WAR isn’t that, I know, but PvP is so much a focus of the game and PvE is so clearly designed to support that, that it matters less. And I do play on an Open RvR server, so there is some world action outside the RvR lakes at least.

This is true. But I’m not sure it matters to Mythic’s customer base. People who hate the game find evidence of hubris, incompetence or whatever else in Mark’s ramblings. People who like the game simply don’t care. Heck, I appreciate his willingness to say what’s on his mind, even if it sometimes looks pretty dumb in retrospect. Overcommunication is better than none.

By the way, Mark’s latest State of the Game message came out yesterday, outlining what is ahead:

http://herald.warhammeronline.com/warherald/NewsArticle.war?id=693

For me, the highlights are new keep maps (more ramps) and the ‘nemesis’ system. Heaps of problems remain, but Mythic does appear to be moving at a reasonable pace.

I would love to hear more detail about this since it is what many of us have deemed neccessary to really bring RvR to life. BOs that are relevant and worth fighting over, and not merely renown/influence generators.

Yeah, that’d be good. Most of the time, BOs don’t even get hit until the keep is taken, which I think is exactly opposite of what was intended. The theory seems to be that taking the BOs only reduces some of the NPC presence at the keep, which is trivial to a warband anyhow, but it alerts the defenders to the need to get to the keep. And as defended keeps are much, much harder to take, no one takes BOs until the keep is taken.

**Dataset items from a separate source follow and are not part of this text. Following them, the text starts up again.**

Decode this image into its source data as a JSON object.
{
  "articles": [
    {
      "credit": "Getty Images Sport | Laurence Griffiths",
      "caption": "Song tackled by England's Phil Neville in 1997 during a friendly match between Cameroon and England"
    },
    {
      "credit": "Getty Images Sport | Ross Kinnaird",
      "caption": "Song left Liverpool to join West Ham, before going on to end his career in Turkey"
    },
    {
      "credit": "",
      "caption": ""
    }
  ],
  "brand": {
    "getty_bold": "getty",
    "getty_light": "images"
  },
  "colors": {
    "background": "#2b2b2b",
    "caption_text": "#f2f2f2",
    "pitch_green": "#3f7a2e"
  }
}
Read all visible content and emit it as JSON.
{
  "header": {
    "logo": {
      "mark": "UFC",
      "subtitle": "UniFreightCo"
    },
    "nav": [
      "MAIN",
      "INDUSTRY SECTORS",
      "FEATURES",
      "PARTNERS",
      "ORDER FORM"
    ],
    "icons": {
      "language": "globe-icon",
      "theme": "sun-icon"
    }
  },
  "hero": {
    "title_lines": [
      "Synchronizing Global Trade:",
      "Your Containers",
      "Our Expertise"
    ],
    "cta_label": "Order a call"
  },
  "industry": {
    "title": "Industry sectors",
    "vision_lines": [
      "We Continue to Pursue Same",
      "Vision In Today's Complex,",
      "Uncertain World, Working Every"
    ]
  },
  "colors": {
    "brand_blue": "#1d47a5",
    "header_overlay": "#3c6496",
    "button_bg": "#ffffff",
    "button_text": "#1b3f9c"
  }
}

From the v1.2 (3/3/09) patch notes:

Zone Control Domination

To help place more emphasis on Keep claiming and defense, as well as to combat the “defense by not defending” strategy, we are introducing the Zone Control Domination mechanic. With this system, players who take and hold all Battlefield Objectives and claim Keeps in a contested zone (in Tier 4) or a shared RvR lake (in Tiers 2 and 3) have the opportunity to capture that zone, forgoing the standard mechanics of Zone Control. Each Battlefield Objective and Keep will be worth 1 Domination Point. To capture a zone via the Domination rules, your Realm must have all 6 Domination Points. In Tiers 2 and 3, capturing all six points in a shared RvR lake will give the capturing Realm control of the entire Tier. These are represented as small pip marks on the Zone Control Bar. Battlefield Objectives and Keeps have different requirements for earning their Domination Point, as follows:

  • To earn a Domination Point from a Battlefield Objective, it must be owned by your realm for 30 minutes.
  • To earn a Domination Point from a Keep, it must be claimed by a Guild and then held for 2 hours. If you lose control of a Battlefield Objective or Keep at any time, you lose the Domination Point.
  • Multiple Domination Points cannot be gained from a single source (for example, it isn’t possible to get 6 Domination Points by capturing Martyr’s Square 6 times).
  • If a zone that was taken over by Zone Domination is put into a contested state, all timers and Domination Points are reset.